A statement and question offered to participants of the symposium Diálogo Trans-Pacífico y Sur-Sur: Perspectivas Alternativas a la Cultura y Pensamiento Eurocéntrico y Noroccidental, University of Santiago, 8-9 January 2013
Professor of Sociology, University of Sydney
Greetings from Sydney! I am a sociologist, interested in both empirical research and social theory. I have been working for many years on the critique of Northern dominance in social science, and on the positive task of building a globally inclusive social science. Only this, I believe, will realize social science’s potential to be the democratic self-knowledge of society on a world scale. This project requires continuing encounters between intellectual workers across the global South.
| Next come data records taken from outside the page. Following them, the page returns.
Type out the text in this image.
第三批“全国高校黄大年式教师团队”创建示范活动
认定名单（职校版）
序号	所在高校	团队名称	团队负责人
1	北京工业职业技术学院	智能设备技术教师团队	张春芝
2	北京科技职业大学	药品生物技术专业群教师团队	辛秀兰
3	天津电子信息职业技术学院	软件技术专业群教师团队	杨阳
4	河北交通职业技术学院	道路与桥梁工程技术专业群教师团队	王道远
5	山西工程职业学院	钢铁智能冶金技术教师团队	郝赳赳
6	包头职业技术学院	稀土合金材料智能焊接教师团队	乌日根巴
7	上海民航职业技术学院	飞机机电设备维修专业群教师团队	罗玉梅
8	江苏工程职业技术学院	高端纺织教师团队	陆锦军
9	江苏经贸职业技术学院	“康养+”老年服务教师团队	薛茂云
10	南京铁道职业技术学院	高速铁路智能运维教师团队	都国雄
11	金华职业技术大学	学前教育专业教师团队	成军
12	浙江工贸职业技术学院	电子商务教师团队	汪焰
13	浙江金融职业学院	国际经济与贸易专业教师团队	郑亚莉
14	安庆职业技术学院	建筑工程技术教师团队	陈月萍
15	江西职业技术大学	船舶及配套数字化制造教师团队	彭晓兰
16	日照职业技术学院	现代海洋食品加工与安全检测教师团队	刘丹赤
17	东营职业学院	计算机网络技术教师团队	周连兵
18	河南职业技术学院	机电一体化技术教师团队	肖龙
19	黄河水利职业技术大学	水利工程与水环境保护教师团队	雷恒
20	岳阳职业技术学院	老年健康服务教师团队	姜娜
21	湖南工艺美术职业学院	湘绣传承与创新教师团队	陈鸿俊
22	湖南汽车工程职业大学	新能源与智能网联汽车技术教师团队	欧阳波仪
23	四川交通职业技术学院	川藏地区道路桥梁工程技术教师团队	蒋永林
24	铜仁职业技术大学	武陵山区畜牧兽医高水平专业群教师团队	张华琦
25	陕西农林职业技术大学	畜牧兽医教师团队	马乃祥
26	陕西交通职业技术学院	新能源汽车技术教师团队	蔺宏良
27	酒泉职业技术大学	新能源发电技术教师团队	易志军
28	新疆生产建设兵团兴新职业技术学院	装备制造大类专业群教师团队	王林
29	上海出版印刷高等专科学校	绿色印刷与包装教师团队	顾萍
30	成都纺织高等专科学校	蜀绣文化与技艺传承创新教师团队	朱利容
My book Southern Theory, published in 2007, records both the critique of Northern social science, and my encounters with social thought in Africa, Iran, Latin America and India, as well as Australia. Since publishing that book I have been studying Southern formations of gender theory, and I am currently working on Southern analyses of neoliberalism, and on the uses of Southern perspectives in applied social science.
The question I would pose for your consideration is: How do we develop curricula in higher education – especially in theory courses, which are both vital and difficult to change – that prioritize the intellectual work of the global South? What are the growth points around which new teaching agendas can crystallize?
¿Cómo podemos desarrollar planes de estudio en la educación superior – especialmente en cursos teóricos, que son a la vez importante y difícil de cambiar – que priorizan el trabajo intelectual de los países del Sur? ¿Cuáles son los puntos de crecimiento en torno al cual las nuevas agendas de enseñanza pueden cristalizar?